Title Disruption management in passenger railway transportation
 Passenger railway transportation in the Netherlands is confronted with disruptions on a daily basis. A disruption blocks (a part of) a track, causing the resource schedules, such as the timetable, the rolling stock circulation and the crew schedule, to become infeasible. Effective disruption management is required to uphold as much of the passenger service as possible. In disruption management the
first step, after a disruption occurred, is to reschedule the timetable, secondly with the new timetable as input the rolling stock circulation is rescheduled and fi
nally with both the new timetable and the new rolling stock schedule as input the crew schedule is adjusted.

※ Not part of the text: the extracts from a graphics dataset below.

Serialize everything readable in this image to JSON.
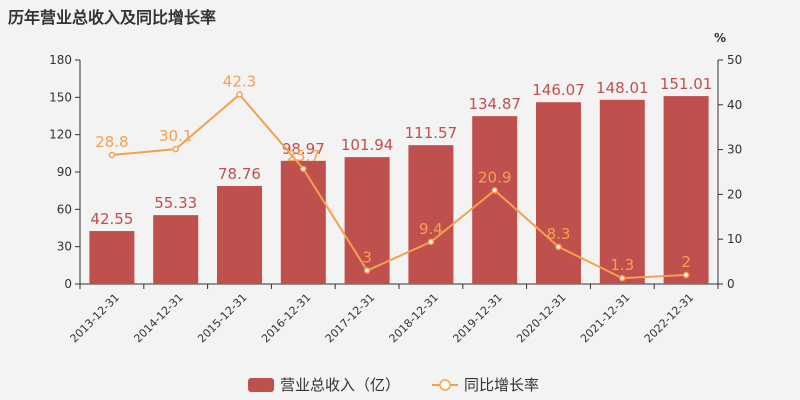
{
  "chart_data": {
    "type": "bar",
    "title": "历年营业总收入及同比增长率",
    "categories": [
      "2013-12-31",
      "2014-12-31",
      "2015-12-31",
      "2016-12-31",
      "2017-12-31",
      "2018-12-31",
      "2019-12-31",
      "2020-12-31",
      "2021-12-31",
      "2022-12-31"
    ],
    "series": [
      {
        "name": "营业总收入（亿）",
        "type": "bar",
        "axis": "left",
        "values": [
          42.55,
          55.33,
          78.76,
          98.97,
          101.94,
          111.57,
          134.87,
          146.07,
          148.01,
          151.01
        ],
        "labels": [
          "42.55",
          "55.33",
          "78.76",
          "98.97",
          "101.94",
          "111.57",
          "134.87",
          "146.07",
          "148.01",
          "151.01"
        ],
        "color": "#c0504d"
      },
      {
        "name": "同比增长率",
        "type": "line",
        "axis": "right",
        "values": [
          28.8,
          30.1,
          42.3,
          25.7,
          3,
          9.4,
          20.9,
          8.3,
          1.3,
          2
        ],
        "labels": [
          "28.8",
          "30.1",
          "42.3",
          "25.7",
          "3",
          "9.4",
          "20.9",
          "8.3",
          "1.3",
          "2"
        ],
        "color": "#f4a14f"
      }
    ],
    "y_left": {
      "range": [
        0,
        180
      ],
      "ticks": [
        "0",
        "30",
        "60",
        "90",
        "120",
        "150",
        "180"
      ]
    },
    "y_right": {
      "range": [
        0,
        50
      ],
      "ticks": [
        "0",
        "10",
        "20",
        "30",
        "40",
        "50"
      ],
      "unit": "%"
    },
    "grid": false,
    "legend": "bottom-center"
  }
}
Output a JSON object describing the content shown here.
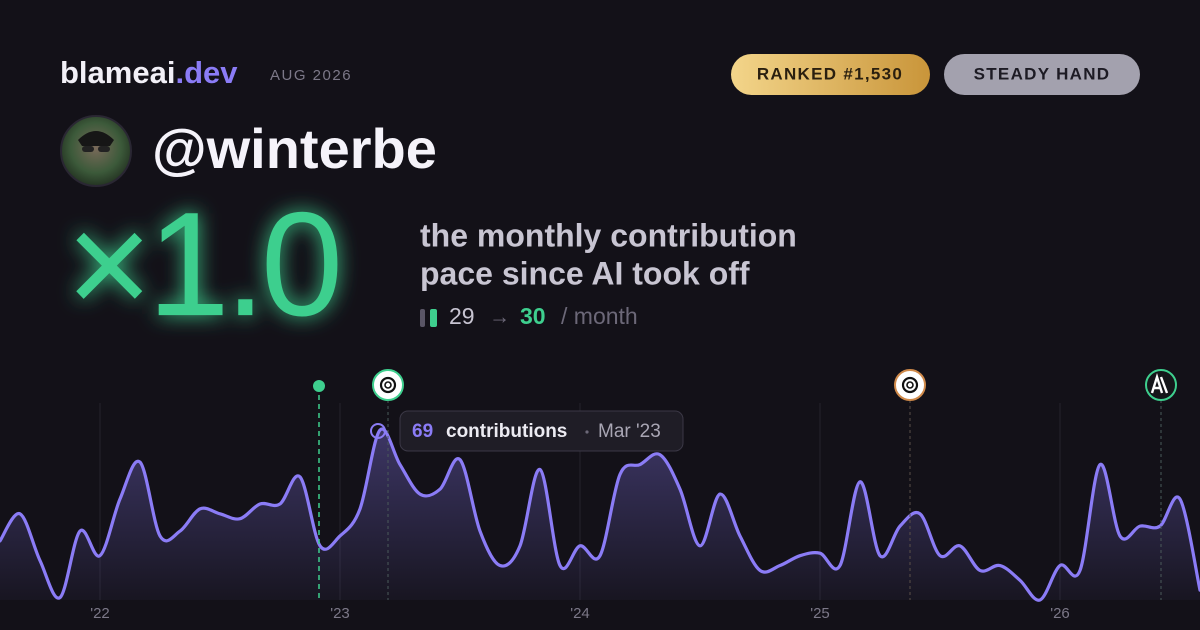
{
  "header": {
    "brand": "blameai",
    "brand_suffix": ".dev",
    "date": "AUG 2026",
    "badges": [
      "RANKED #1,530",
      "STEADY HAND"
    ],
    "username": "@winterbe"
  },
  "summary": {
    "multiplier": "×1.0",
    "description": [
      "the monthly contribution",
      "pace since AI took off"
    ],
    "before": "29",
    "arrow": "→",
    "after": "30",
    "unit": "/ month"
  },
  "chart_data": {
    "type": "area",
    "color": "#8b7cf6",
    "categories": [
      null,
      null,
      null,
      null,
      null,
      "'22",
      null,
      null,
      null,
      null,
      null,
      null,
      null,
      null,
      null,
      null,
      null,
      "'23",
      null,
      null,
      null,
      null,
      null,
      null,
      null,
      null,
      null,
      null,
      null,
      "'24",
      null,
      null,
      null,
      null,
      null,
      null,
      null,
      null,
      null,
      null,
      null,
      "'25",
      null,
      null,
      null,
      null,
      null,
      null,
      null,
      null,
      null,
      null,
      null,
      "'26",
      null,
      null,
      null,
      null,
      null,
      null,
      null
    ],
    "values": [
      24,
      35,
      16,
      1,
      28,
      18,
      41,
      56,
      26,
      28,
      37,
      35,
      33,
      39,
      39,
      50,
      22,
      26,
      37,
      69,
      55,
      43,
      45,
      57,
      28,
      14,
      22,
      53,
      14,
      22,
      18,
      51,
      55,
      59,
      45,
      22,
      43,
      26,
      12,
      14,
      18,
      19,
      14,
      48,
      18,
      30,
      35,
      18,
      22,
      12,
      14,
      8,
      0,
      14,
      12,
      55,
      26,
      30,
      30,
      41,
      4
    ],
    "ylim": [
      0,
      80
    ],
    "tooltip": {
      "label": "contributions",
      "date": "Mar '23"
    }
  }
}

Mathematical models have been created to solve all three steps individually. However, there has never been a model or heuristic that solves all three steps either at once or one after another. In this paper we show results of running all three models one after another, with using the output of the previous model as the input for the next model. However, if, for instance, in the crew rescheduling process an additional trip needs to be cancelled, then it is no longer certain that the rolling stock schedule is still feasible. So, we have added feedback loops to the heuristic. The information in the feedback loops consists of the additional cancelled trips in both the rolling stock circulation and the crew schedule. With this new information, the resource schedules are rescheduled once again. This is repeated until no additional trips are cancelled and in this way a feasible solution for all three the resource schedules is guaranteed.

Guanlian Xiao
Erasmus University Rotterdam

Supervisor Joris van de Klundert


Title The adaptive operating room schedule with overtime cost: application of knapsack problem
 The schedule of surgeries to operating rooms(ORs) is a challenging optimization problem. Many uncertainties in service time make the schedule problem complicated. Most literature so far assume that surgical service time follows some given random distributions or even is a constant to make it tractable, which keeps a distance from the reality. In our paper, we assume service time are stochastically distributed and all patients are available at the very beginning of the decision epoch. After every realization of previous stages, we update the current system state and select one patient for the following surgery. We first apply this thought to normally distributed service time to gain some insights about the quality of the solution. Then we extend it to general stochastic distributions with given samples and employ sample average approximation (SAA) to get solutions.


Alessandro Zocca

Eindhoven University of Technology

Supervisor Sem Borst and Johan van Leeuwaarden


Title Delays due to long hitting and mixing times
We consider a stylized stochastic model for a wireless random-access network, which yields a product-form stationary distribution of the activity process for the various users and provides useful estimates for the user throughputs. We focus on partite network topologies, for which we investigate the deep interplay that exists in a high-load regime between long transition times among different components, poor delay characteristics and starvation issues, and slow mixing times of the Markov process. In particular, we establish the asymptotic order of magnitude and the scaled asymptotic distribution of the transition time when the activation rates grow large. Moreover we exploit these results for the transition times to obtain lower bounds for delay and mixing times. Our proof framework is also relevant for the hard-core model in statistical physics and the sampling from independent sets using single-site update Markov chains.